The Sessions stars John Hawkes playing Mark O’Brien, a real-life poet who was paralysed from the neck down by polio and lived in an iron lung. Allowing myself a little digression, since the film does the same at this point, it gives an excellent and claustrophobic presentation of what happens to a patient in an iron lung during a power cut.
That isn’t the main theme of the film, though. That’s O’Brien’s desire to lose his virginity. As a practising Catholic, he needs to have the blessing of the Church, provided reluctantly by his local priest, sympathetically played by William H. Macy. Then we get to the mechanics of the process, for which first of all a willing collaborator has to be found. She’s sex therapist Cheryl Cohen-Greene, played by the always impressive Helen Hunt. I don’t want to include any spoilers, so I’ll just say that in a film dealing with a dark subject, there is a great deal of humour and the distinction between a sex therapist and a prostitute is a subject that gives rise to an excellent example of it.

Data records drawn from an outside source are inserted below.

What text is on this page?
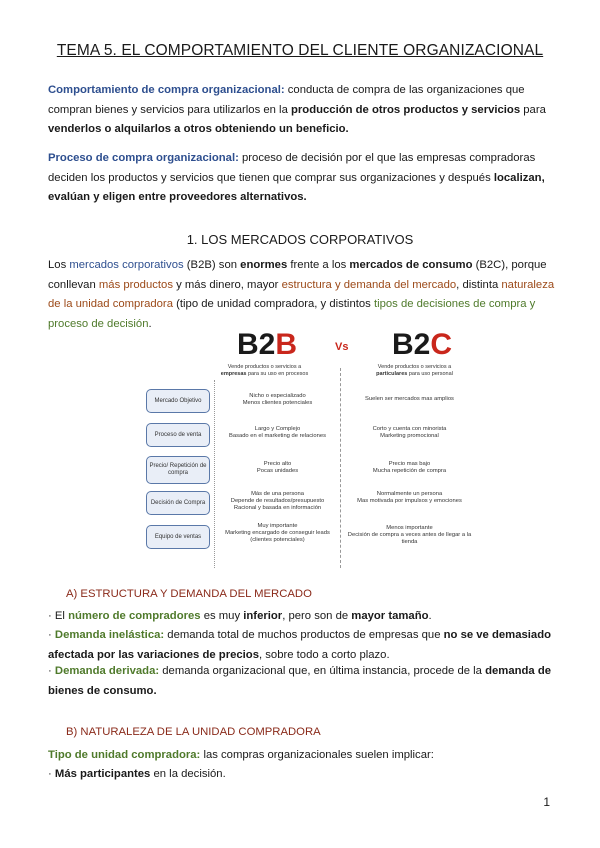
TEMA 5. EL COMPORTAMIENTO DEL CLIENTE ORGANIZACIONAL
Comportamiento de compra organizacional: conducta de compra de las organizaciones que compran bienes y servicios para utilizarlos en la producción de otros productos y servicios para venderlos o alquilarlos a otros obteniendo un beneficio.
Proceso de compra organizacional: proceso de decisión por el que las empresas compradoras deciden los productos y servicios que tienen que comprar sus organizaciones y después localizan, evalúan y eligen entre proveedores alternativos.
1. LOS MERCADOS CORPORATIVOS
Los mercados corporativos (B2B) son enormes frente a los mercados de consumo (B2C), porque conllevan más productos y más dinero, mayor estructura y demanda del mercado, distinta naturaleza de la unidad compradora (tipo de unidad compradora, y distintos tipos de decisiones de compra y proceso de decisión.
B2B	Vs B2C
Vende productos o servicios a
empresas para su uso en procesos
Vende productos o servicios a
particulares para uso personal
Mercado Objetivo
Nicho o especializado
Menos clientes potenciales
Suelen ser mercados mas amplios
Proceso de venta
Largo y Complejo
Basado en el marketing de relaciones
Corto y cuenta con minorista
Marketing promocional
Precio/ Repetición de compra
Precio alto
Pocas unidades
Precio mas bajo
Mucha repetición de compra
Decisión de Compra
Más de una persona
Depende de resultados/presupuesto
Racional y basada en información
Normalmente un persona
Mas motivada por impulsos y emociones
Equipo de ventas
Muy importante
Marketing encargado de conseguir leads (clientes potenciales)
Menos importante
Decisión de compra a veces antes de llegar a la tienda
A) ESTRUCTURA Y DEMANDA DEL MERCADO
· El número de compradores es muy inferior, pero son de mayor tamaño.
· Demanda inelástica: demanda total de muchos productos de empresas que no se ve demasiado afectada por las variaciones de precios, sobre todo a corto plazo.
· Demanda derivada: demanda organizacional que, en última instancia, procede de la demanda de bienes de consumo.
B) NATURALEZA DE LA UNIDAD COMPRADORA
Tipo de unidad compradora: las compras organizacionales suelen implicar:
· Más participantes en la decisión.
1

Helen Hunt and John Hawkes during a therapy session |
The title of Boy meets Girl is perfectly chosen: what could be more clichéd? Indeed, I should specify it as “Boy Meets Girl (2014)” to distinguish it from the four other films by that title listed on IMDb. The title is in pointed contrast to the film, in which the girl of the title, Ricky, is transgender. She is played by a talented actor who is transgender herself, Michelle Hendley. The film is set in a small Kentucky village, but it avoids the tired old theme about how hard neighbours in such a place make life for someone who’s so fundamentally different.
Instead, the theme of the film is sexual confusion, as Ricky toys with the idea of perhaps being lesbian, and of rejection (rather than persecution), specifically by close family. The story’s well told and sensitively filmed, with an appropriate and satisfying ending.
Michael Galante and Michelle Hendley in Boy Meets Girl |
Finally, X + Y (or A Brilliant Young Mind to give its alternative US title) charts the experience of an autistic young mathematical genius, convincingly performed by Asa Butterfield. Personal loss on top of his autism makes it all the more difficult to establish satisfying relations with others. But he sets out on a quest to represent Britain in the International Mathematics Olympiad, and embarks on the journey with coaching from an equally brilliant, former Olympian skilfully played by Rafe Spall, and encouragement from his lone-parent mother, played by one of the more remarkable British actors around, Sally Hawkins (and there are plenty of other British stars in the film). His experiences teach him about far more than mathematics, especially as he has to find a way to relate, despite his autism, to several people he meets on the way, not least a young woman on the Chinese team charmingly represented by Jo Yang, a British actor of Chinese birth.
By the end, it turns out that there is more to life than mathematical skill. In particular, he learns, despite his autism, that he can give and receive love, both at home and outside it.
Asa Butterfield and Jo Yang in X + Y |
Three films each providing a rewarding, and life-affirming, way to spend a couple of hours or so.